We seal the husks in the oven and light a fire beneath it. Once the oven temperature reaches 400 degrees Celsius, a lever on the back of the oven is pulled. This allows the “syn gas,” which has built up in the oven, to be released through a pipe cycling back into the fire beneath where it combusts and neutralizes, so as not to become a greenhouse gas itself.

Student Elise Pullar gets the fire roaring

Four hours later, Elise takes out the cooked biochar

Once the husks are cooked and taken out of the oven, we quickly pour water on them to make sure they don’t keep burning, which would result in the charcoal turning to ash and losing its nutrient magnetism. We then leave the biochar to cool before mixing it with other ingredients the following day.

Caleigh pours water on husks so they don’t keep burning

“Bio-charred” coconut husks are left to cool

Beyond biochar, we learn that another important ingredient of the Yana Allpa soil is the addition of microorganisms fermented to a precise pH (3.5-4). When scientists first started studying this soil, they found it contained “as much as a hundred times more bacteria than adjacent soils, and that these bacteria were almost completely different from those nearby. Many species were apparently new to science.”[1]

Students Elise Pullar and Tara Chambers mixing the fermented organisms into the pile of Yana Allpa

So this soil is literally alive! But not only because of its microorganism content. As I wrote about in a recent blog post, the soil and earth are alive with spirits.
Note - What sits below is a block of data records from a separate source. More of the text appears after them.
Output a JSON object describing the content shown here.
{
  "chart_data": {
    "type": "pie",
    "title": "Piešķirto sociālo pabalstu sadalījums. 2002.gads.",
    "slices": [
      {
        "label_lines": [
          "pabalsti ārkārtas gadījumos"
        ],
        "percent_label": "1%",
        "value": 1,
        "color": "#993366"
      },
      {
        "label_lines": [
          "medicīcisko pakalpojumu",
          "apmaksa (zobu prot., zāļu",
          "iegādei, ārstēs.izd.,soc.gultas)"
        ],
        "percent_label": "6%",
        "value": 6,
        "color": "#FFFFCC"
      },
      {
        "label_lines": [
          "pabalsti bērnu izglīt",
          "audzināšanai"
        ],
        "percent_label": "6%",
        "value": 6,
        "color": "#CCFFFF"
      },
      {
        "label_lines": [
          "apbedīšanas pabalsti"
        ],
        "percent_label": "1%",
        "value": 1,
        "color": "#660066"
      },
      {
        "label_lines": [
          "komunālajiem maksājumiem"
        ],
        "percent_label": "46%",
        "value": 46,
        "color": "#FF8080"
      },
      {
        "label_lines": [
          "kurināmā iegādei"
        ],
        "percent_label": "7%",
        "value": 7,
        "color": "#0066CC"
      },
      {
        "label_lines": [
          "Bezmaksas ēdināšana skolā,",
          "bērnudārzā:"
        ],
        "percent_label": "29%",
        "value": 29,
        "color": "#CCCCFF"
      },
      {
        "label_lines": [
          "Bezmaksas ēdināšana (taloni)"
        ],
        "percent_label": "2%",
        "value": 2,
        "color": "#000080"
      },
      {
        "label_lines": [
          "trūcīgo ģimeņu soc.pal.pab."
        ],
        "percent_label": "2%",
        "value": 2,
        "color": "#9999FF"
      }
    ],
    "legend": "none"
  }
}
The spirit of Mama Allpa is honoured by offering ceramic shards, which is another important ingredient found in Yana Allpa.

During a ceremony in Urkumaman Wasi, students break ceramic vessels on a stone in offering to Mama Allpa

When envisioning a livable future on this earth, it helps to consider the basic nature of our connection to our food and the soil.
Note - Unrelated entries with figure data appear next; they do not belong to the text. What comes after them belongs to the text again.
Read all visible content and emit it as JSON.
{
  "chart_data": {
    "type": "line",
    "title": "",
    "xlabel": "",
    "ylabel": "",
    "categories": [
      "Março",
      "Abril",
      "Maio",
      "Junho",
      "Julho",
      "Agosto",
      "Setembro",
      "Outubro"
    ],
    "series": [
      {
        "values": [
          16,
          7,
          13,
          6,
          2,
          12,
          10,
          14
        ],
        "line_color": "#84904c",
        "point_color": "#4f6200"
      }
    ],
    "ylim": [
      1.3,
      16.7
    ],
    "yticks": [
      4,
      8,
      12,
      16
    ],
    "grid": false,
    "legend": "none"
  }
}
“At either end of any food chain,” writes Michael Pollan, author of The Omnivore’s Dilemma, “you find a biological system—a patch of soil, a human body—and the health of one is connected—literally—to the health of the other.”[3]
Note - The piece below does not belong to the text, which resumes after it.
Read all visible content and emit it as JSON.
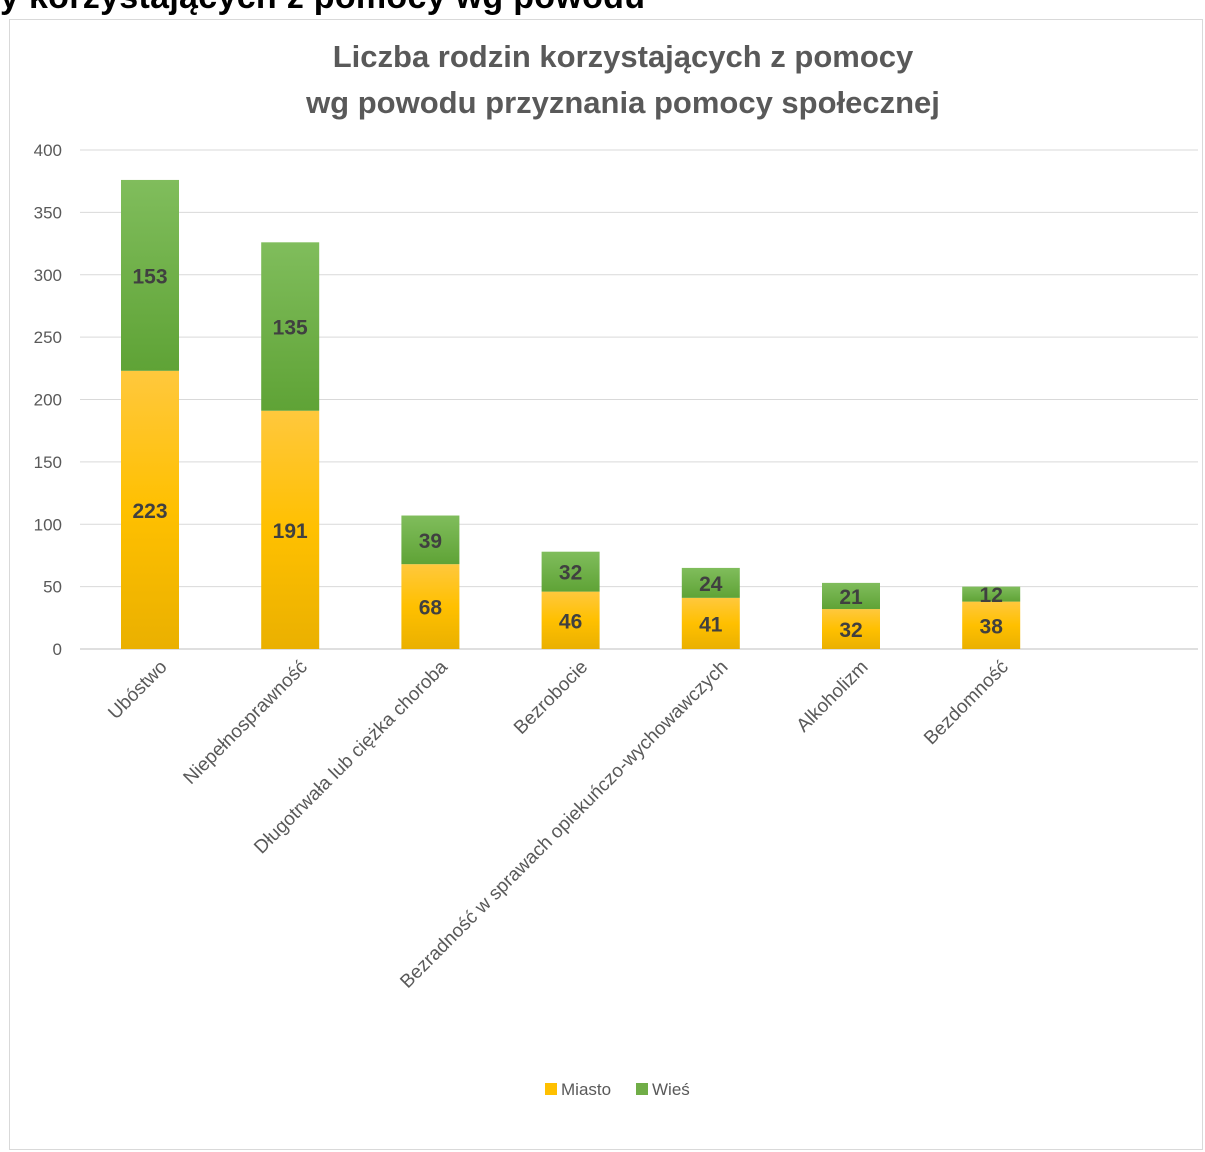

Carefully creating a healthy soil that would feed our baby lettuce plants, as we did on the field school, was a process that was foreign to me. I often lack the chance to get my hands in the soil, to reach into the other end of the food chain.

The industrial food system from which many of us get our food obscures our relationship with the soil. I already knew this, but something else has dawned on me. The industrial food system is itself isolated from the soil. It doesn’t understand it. It only looks for the next chemical fix to try to jumpstart it into productivity.

The food systems out of which biochar and the sustainable Yana Allpa dark earth were born, on the other hand, are based in reciprocity and respect, and serve to continuously regenerate rather than rapidly deplete mother earth’s bounty.

On the last day of the field school, I return to the chacra-huerto and find that our lettuce plants have already grown big over the last two weeks. I marvel at them, and I marvel these Indigenous relationships with the soil that we have been fortunate to start to comprehend.

I sniff the air. The neighbour is burning vegetation again. While I’m saddened to think about all the problems across the world resulting from unhealthy relationships with the soil, I realize that along with our little lettuces, a coconut of hope has been growing in my heart.

“Well,” I think aloud to myself, recalling Caleigh’s uplifting comeback, “there’s biochar!”

Photo by Inanna Sokil: Student and author of the post Mike Graeme sniffing some fresh lettuce plants

[1] Mann, C. C. (2012). 1491: New Revelations of the Americas Before Columbus. New York: Knopf.

[2] Davis, W. (2002). The Clouded Leopard: Travels to Landscapes of Spirit and Desire. Toronto: CNIB.

[3] Pollan, M. (2016). The Omnivore’s Dilemma: A Natural History of Four Meals. New York, NY: Penguin Books.